Using R and python for colorful research of biological shape

PLS Model for Temperature in R

Continuing on the post about the climate data extraction in R, this post demonstrates a simple approach to using PLS (partial least squares) for determining the common covariance patterns between morphology and mean monthly temperature (although the model is likely to be bad). Morphology data can be found here. This dataset only contains PCA scores of individuals for the first two PC axes (Figure 1), extracted from the Fourier descriptors of horn shape. PC1 axis (92%) clearly separates males and females on the basis of respective horn shape.

Temperature data are extracted using geoTiffs from WorldClim database, as in the mentioned post about climate data extraction. The ready-made dataset of mean monthly temperatures for the above study locality can be found here.

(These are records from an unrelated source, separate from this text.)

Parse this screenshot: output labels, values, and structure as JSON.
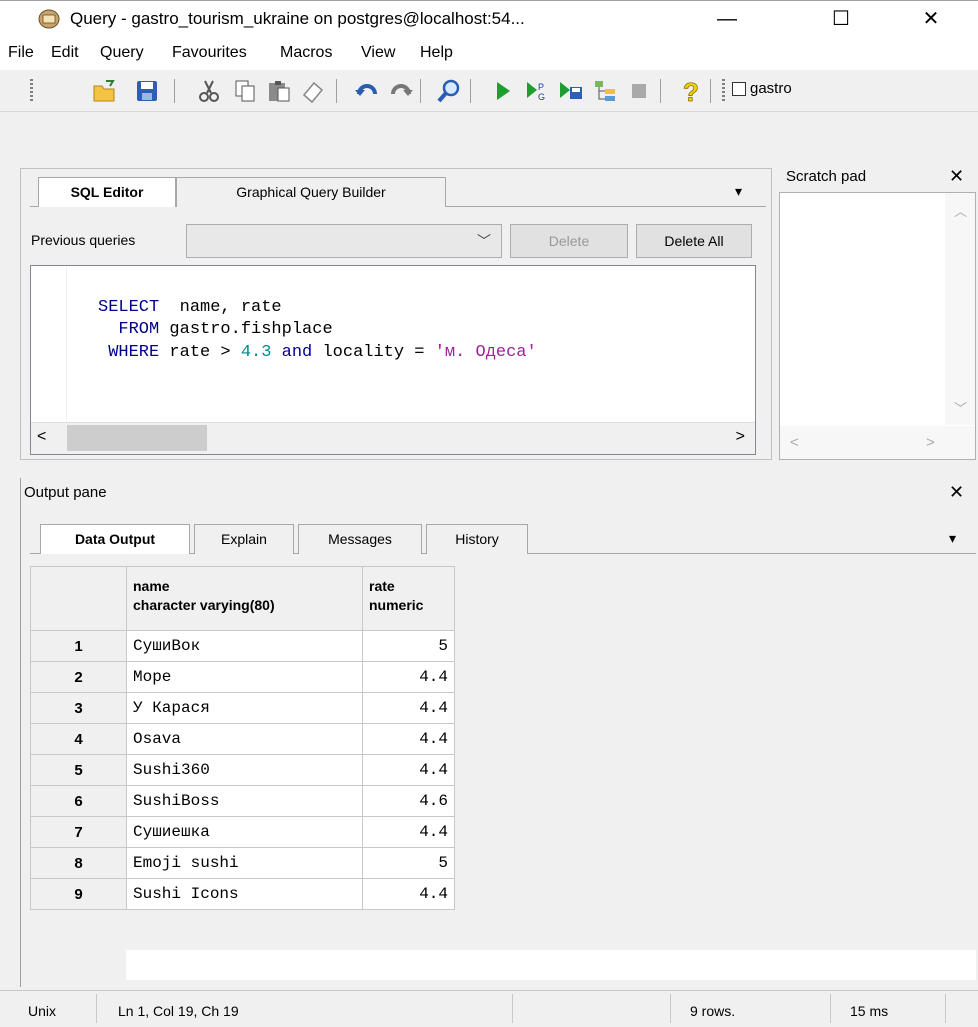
{
  "window": {
    "title": "Query - gastro_tourism_ukraine on postgres@localhost:54...",
    "minimize": "—",
    "maximize": "☐",
    "close": "✕"
  },
  "menu": [
    "File",
    "Edit",
    "Query",
    "Favourites",
    "Macros",
    "View",
    "Help"
  ],
  "toolbar": {
    "db_checkbox_label": "gastro"
  },
  "editor": {
    "tabs": [
      "SQL Editor",
      "Graphical Query Builder"
    ],
    "previous_queries_label": "Previous queries",
    "delete_label": "Delete",
    "delete_all_label": "Delete All",
    "code_lines": [
      {
        "kw": "SELECT",
        "rest": "  name, rate"
      },
      {
        "kw": "  FROM",
        "rest": " gastro.fishplace"
      },
      {
        "kw": " WHERE",
        "rest1": " rate > ",
        "num": "4.3",
        "kw2": " and",
        "rest2": " locality = ",
        "str": "'м. Одеса'"
      }
    ]
  },
  "scratch": {
    "title": "Scratch pad",
    "close": "✕"
  },
  "output": {
    "title": "Output pane",
    "close": "✕",
    "tabs": [
      "Data Output",
      "Explain",
      "Messages",
      "History"
    ],
    "columns": [
      {
        "name": "name",
        "type": "character varying(80)"
      },
      {
        "name": "rate",
        "type": "numeric"
      }
    ],
    "rows": [
      {
        "n": "1",
        "name": "СушиВок",
        "rate": "5"
      },
      {
        "n": "2",
        "name": "Море",
        "rate": "4.4"
      },
      {
        "n": "3",
        "name": "У Карася",
        "rate": "4.4"
      },
      {
        "n": "4",
        "name": "Osava",
        "rate": "4.4"
      },
      {
        "n": "5",
        "name": "Sushi360",
        "rate": "4.4"
      },
      {
        "n": "6",
        "name": "SushiBoss",
        "rate": "4.6"
      },
      {
        "n": "7",
        "name": "Сушиешка",
        "rate": "4.4"
      },
      {
        "n": "8",
        "name": "Emoji sushi",
        "rate": "5"
      },
      {
        "n": "9",
        "name": "Sushi Icons",
        "rate": "4.4"
      }
    ]
  },
  "status": {
    "line_ending": "Unix",
    "position": "Ln 1, Col 19, Ch 19",
    "rows": "9 rows.",
    "time": "15 ms"
  }
}
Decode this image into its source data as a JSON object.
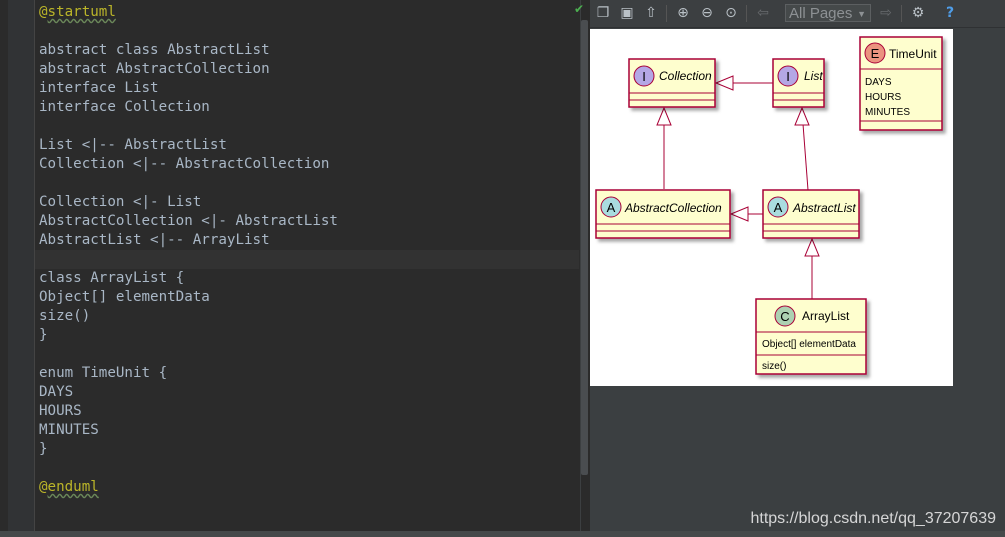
{
  "editor": {
    "lines": [
      {
        "segs": [
          {
            "t": "@",
            "c": "sq2"
          },
          {
            "t": "startuml",
            "c": "sq"
          }
        ]
      },
      {
        "segs": [
          {
            "t": ""
          }
        ]
      },
      {
        "segs": [
          {
            "t": "abstract class AbstractList"
          }
        ]
      },
      {
        "segs": [
          {
            "t": "abstract AbstractCollection"
          }
        ]
      },
      {
        "segs": [
          {
            "t": "interface List"
          }
        ]
      },
      {
        "segs": [
          {
            "t": "interface Collection"
          }
        ]
      },
      {
        "segs": [
          {
            "t": ""
          }
        ]
      },
      {
        "segs": [
          {
            "t": "List <|-- AbstractList"
          }
        ]
      },
      {
        "segs": [
          {
            "t": "Collection <|-- AbstractCollection"
          }
        ]
      },
      {
        "segs": [
          {
            "t": ""
          }
        ]
      },
      {
        "segs": [
          {
            "t": "Collection <|- List"
          }
        ]
      },
      {
        "segs": [
          {
            "t": "AbstractCollection <|- AbstractList"
          }
        ]
      },
      {
        "segs": [
          {
            "t": "AbstractList <|-- ArrayList"
          }
        ]
      },
      {
        "segs": [
          {
            "t": ""
          }
        ],
        "current": true
      },
      {
        "segs": [
          {
            "t": "class ArrayList {"
          }
        ]
      },
      {
        "segs": [
          {
            "t": "Object[] elementData"
          }
        ]
      },
      {
        "segs": [
          {
            "t": "size()"
          }
        ]
      },
      {
        "segs": [
          {
            "t": "}"
          }
        ]
      },
      {
        "segs": [
          {
            "t": ""
          }
        ]
      },
      {
        "segs": [
          {
            "t": "enum TimeUnit {"
          }
        ]
      },
      {
        "segs": [
          {
            "t": "DAYS"
          }
        ]
      },
      {
        "segs": [
          {
            "t": "HOURS"
          }
        ]
      },
      {
        "segs": [
          {
            "t": "MINUTES"
          }
        ]
      },
      {
        "segs": [
          {
            "t": "}"
          }
        ]
      },
      {
        "segs": [
          {
            "t": ""
          }
        ]
      },
      {
        "segs": [
          {
            "t": "@",
            "c": "sq2"
          },
          {
            "t": "enduml",
            "c": "sq"
          }
        ]
      }
    ]
  },
  "toolbar": {
    "pages_label": "All Pages",
    "help_label": "?"
  },
  "diagram": {
    "classes": {
      "collection": {
        "letter": "I",
        "name": "Collection"
      },
      "list": {
        "letter": "I",
        "name": "List"
      },
      "timeunit": {
        "letter": "E",
        "name": "TimeUnit",
        "values": [
          "DAYS",
          "HOURS",
          "MINUTES"
        ]
      },
      "abstract_collection": {
        "letter": "A",
        "name": "AbstractCollection"
      },
      "abstract_list": {
        "letter": "A",
        "name": "AbstractList"
      },
      "arraylist": {
        "letter": "C",
        "name": "ArrayList",
        "field": "Object[] elementData",
        "method": "size()"
      }
    }
  },
  "watermark": "https://blog.csdn.net/qq_37207639",
  "colors": {
    "editor_bg": "#2b2b2b",
    "code_text": "#a9b7c6",
    "annotation": "#bbb529",
    "class_fill": "#fefece",
    "class_border": "#a80036",
    "interface_circle": "#b4a7e5",
    "abstract_circle": "#a9dcdf",
    "enum_circle": "#eb937f",
    "class_circle": "#add1b2"
  }
}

Importing data and plotting the Figure 1 PCA
fourierPC <- read.table("~/fourierPC.txt", header = TRUE, sep = ",") #by default they are in the home directory
matTaraMean <- read.table("~/matTaraMean.txt", header = TRUE, sep = ",")

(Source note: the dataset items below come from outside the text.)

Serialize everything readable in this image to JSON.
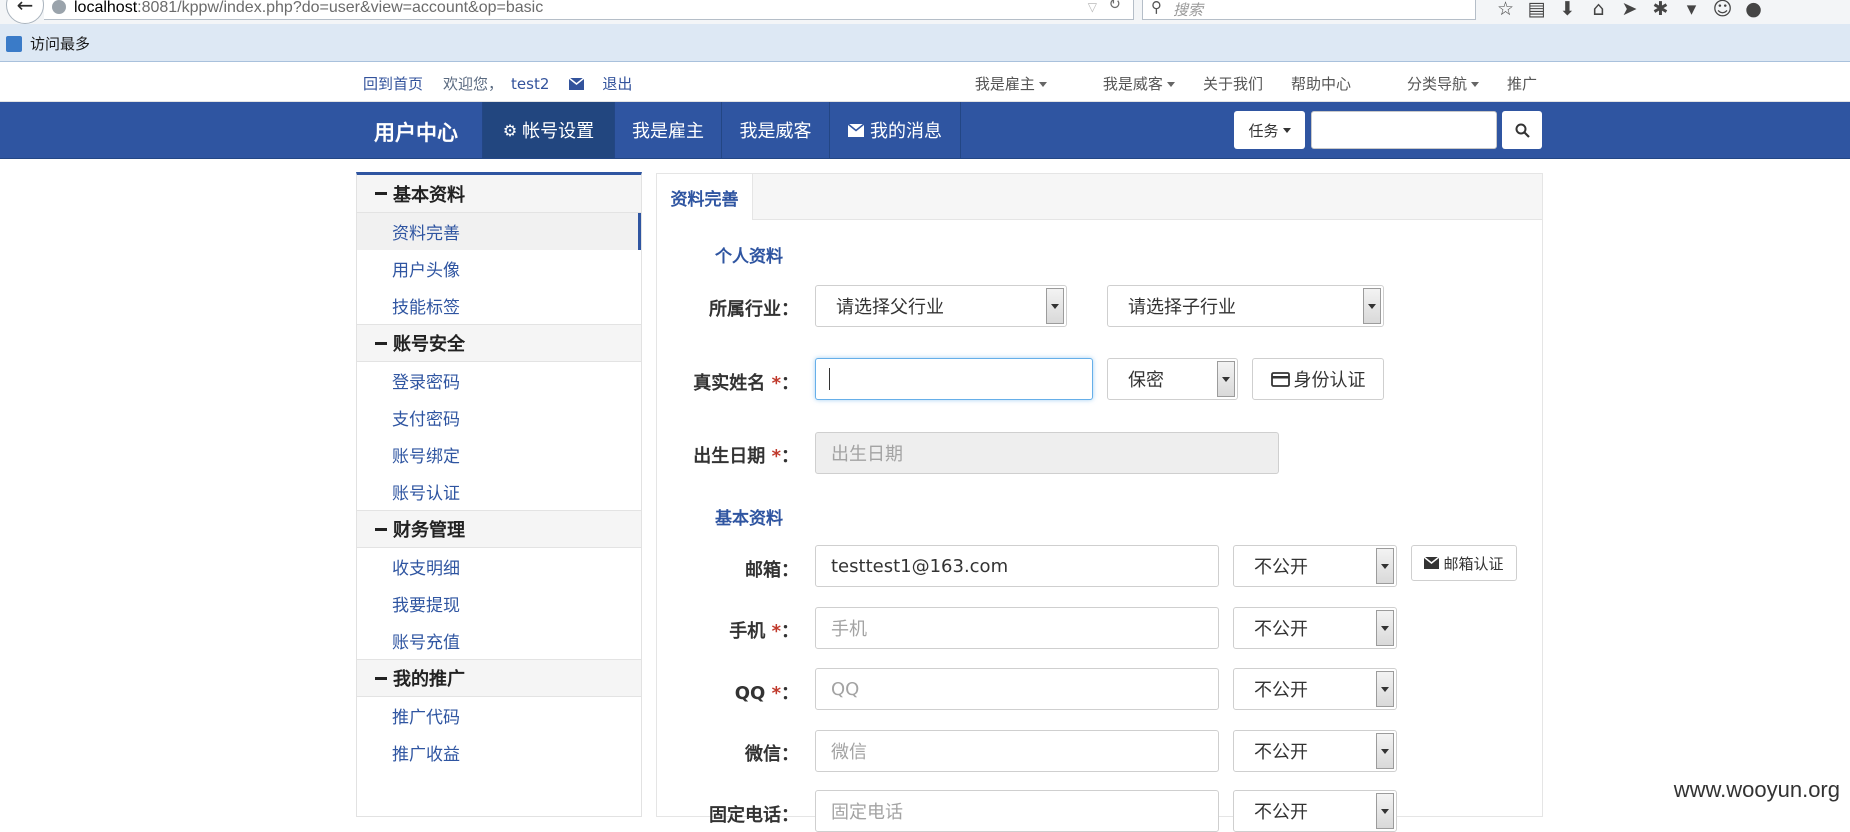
{
  "browser": {
    "url_host": "localhost",
    "url_rest": ":8081/kppw/index.php?do=user&view=account&op=basic",
    "search_placeholder": "搜索",
    "bookmark_label": "访问最多"
  },
  "topbar": {
    "home": "回到首页",
    "welcome": "欢迎您，",
    "username": "test2",
    "logout": "退出",
    "right_items": [
      "我是雇主",
      "我是威客",
      "关于我们",
      "帮助中心",
      "分类导航",
      "推广"
    ]
  },
  "mainnav": {
    "brand": "用户中心",
    "items": [
      "帐号设置",
      "我是雇主",
      "我是威客",
      "我的消息"
    ],
    "task_label": "任务"
  },
  "sidebar": {
    "groups": [
      {
        "title": "基本资料",
        "items": [
          "资料完善",
          "用户头像",
          "技能标签"
        ]
      },
      {
        "title": "账号安全",
        "items": [
          "登录密码",
          "支付密码",
          "账号绑定",
          "账号认证"
        ]
      },
      {
        "title": "财务管理",
        "items": [
          "收支明细",
          "我要提现",
          "账号充值"
        ]
      },
      {
        "title": "我的推广",
        "items": [
          "推广代码",
          "推广收益"
        ]
      }
    ]
  },
  "panel": {
    "tab": "资料完善",
    "personal_title": "个人资料",
    "industry_label": "所属行业：",
    "industry_parent": "请选择父行业",
    "industry_child": "请选择子行业",
    "realname_label": "真实姓名",
    "privacy_secret": "保密",
    "id_verify": "身份认证",
    "birth_label": "出生日期",
    "birth_placeholder": "出生日期",
    "basic_title": "基本资料",
    "email_label": "邮箱：",
    "email_value": "testtest1@163.com",
    "email_verify": "邮箱认证",
    "phone_label": "手机",
    "phone_placeholder": "手机",
    "qq_label": "QQ",
    "qq_placeholder": "QQ",
    "wechat_label": "微信：",
    "wechat_placeholder": "微信",
    "tel_label": "固定电话：",
    "tel_placeholder": "固定电话",
    "visibility": "不公开",
    "required_mark": "*",
    "colon": "："
  },
  "watermark": "www.wooyun.org"
}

sex <- c("f","f","m","m","f", "m","m","m","f","m","f","f","m","f","f","m","f","f","f","m","f","m","f","f","m","f") #individual sex is known in advance
ggplot(fourierPC, aes(PC1, PC2)) + geom_point(size = 5, shape = 19, aes(color = sex))

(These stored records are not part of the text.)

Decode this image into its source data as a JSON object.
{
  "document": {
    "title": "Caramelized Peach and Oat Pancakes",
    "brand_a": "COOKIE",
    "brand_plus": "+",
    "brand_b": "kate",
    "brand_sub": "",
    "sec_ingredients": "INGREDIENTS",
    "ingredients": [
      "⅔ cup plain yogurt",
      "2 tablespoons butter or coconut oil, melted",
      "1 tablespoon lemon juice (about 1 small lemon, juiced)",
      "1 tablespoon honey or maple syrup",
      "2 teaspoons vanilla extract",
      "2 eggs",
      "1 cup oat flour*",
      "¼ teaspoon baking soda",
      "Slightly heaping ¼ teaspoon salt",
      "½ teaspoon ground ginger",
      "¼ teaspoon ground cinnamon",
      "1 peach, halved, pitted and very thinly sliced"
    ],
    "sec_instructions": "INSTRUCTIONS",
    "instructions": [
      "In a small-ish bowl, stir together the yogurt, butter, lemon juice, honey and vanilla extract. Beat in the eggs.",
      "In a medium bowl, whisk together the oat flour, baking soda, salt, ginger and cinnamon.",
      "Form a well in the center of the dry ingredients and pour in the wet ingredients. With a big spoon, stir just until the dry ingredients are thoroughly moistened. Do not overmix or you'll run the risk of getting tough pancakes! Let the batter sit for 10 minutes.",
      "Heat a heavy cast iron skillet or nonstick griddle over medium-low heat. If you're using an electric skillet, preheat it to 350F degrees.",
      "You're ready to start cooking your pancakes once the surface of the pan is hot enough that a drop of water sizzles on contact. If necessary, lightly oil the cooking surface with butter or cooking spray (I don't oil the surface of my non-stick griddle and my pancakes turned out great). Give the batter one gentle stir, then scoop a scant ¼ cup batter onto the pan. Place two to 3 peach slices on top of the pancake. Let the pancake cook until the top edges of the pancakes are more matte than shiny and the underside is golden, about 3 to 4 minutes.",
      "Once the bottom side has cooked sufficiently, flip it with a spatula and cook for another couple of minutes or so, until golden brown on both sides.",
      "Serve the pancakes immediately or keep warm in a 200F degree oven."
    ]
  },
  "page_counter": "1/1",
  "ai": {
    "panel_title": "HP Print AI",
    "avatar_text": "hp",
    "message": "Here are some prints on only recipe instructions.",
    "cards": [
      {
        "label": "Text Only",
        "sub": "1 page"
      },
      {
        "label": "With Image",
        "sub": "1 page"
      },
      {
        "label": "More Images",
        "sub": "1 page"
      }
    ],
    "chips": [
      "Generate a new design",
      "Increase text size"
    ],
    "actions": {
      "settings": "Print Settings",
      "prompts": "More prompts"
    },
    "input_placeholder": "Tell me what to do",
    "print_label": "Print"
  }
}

PLS analysis is a useful multivariate technique used for determining the common variation patterns in two blocks of data and is sometimes reffered to as PLS regression. In this post, of all PLS implementations in R, the choice is on the fabulous plsdepot library, developed and maintained by Gaston Sanchez, whose blog/personal page and work in general was a great insipiration for Creative Morphometrics. His approach is very well explained and documented over at his page, so only direct implementation on the data above will be provided here.

PLS plsdepot library
taraMat <- matTaraMean[sample(221, 26),] #extract 26 samples from 221 raster grid values
climatePLS <- plsreg1(taraMat, fourierPC$PC1, comps = 3)
plot(climatePLS)#plot circle of correlations in order to determine the influence of predictor variables

It is obvious from Figure 2. that the variables in question share no common variation pattern and are totally unrelated. If the chosen data was better, some of the blue lines (predictors) would run parallel with the orange one (response). If the R2 value for this model is examined (it is a part of climatePLS object – climatePLS$R2) the unrelatedness of predictors and response in this model gets even more obvious (R2 = 0.035). Predictors in this model are also highly correlated within themselves, which renders them rather useles in prediction, as was stated at the onset.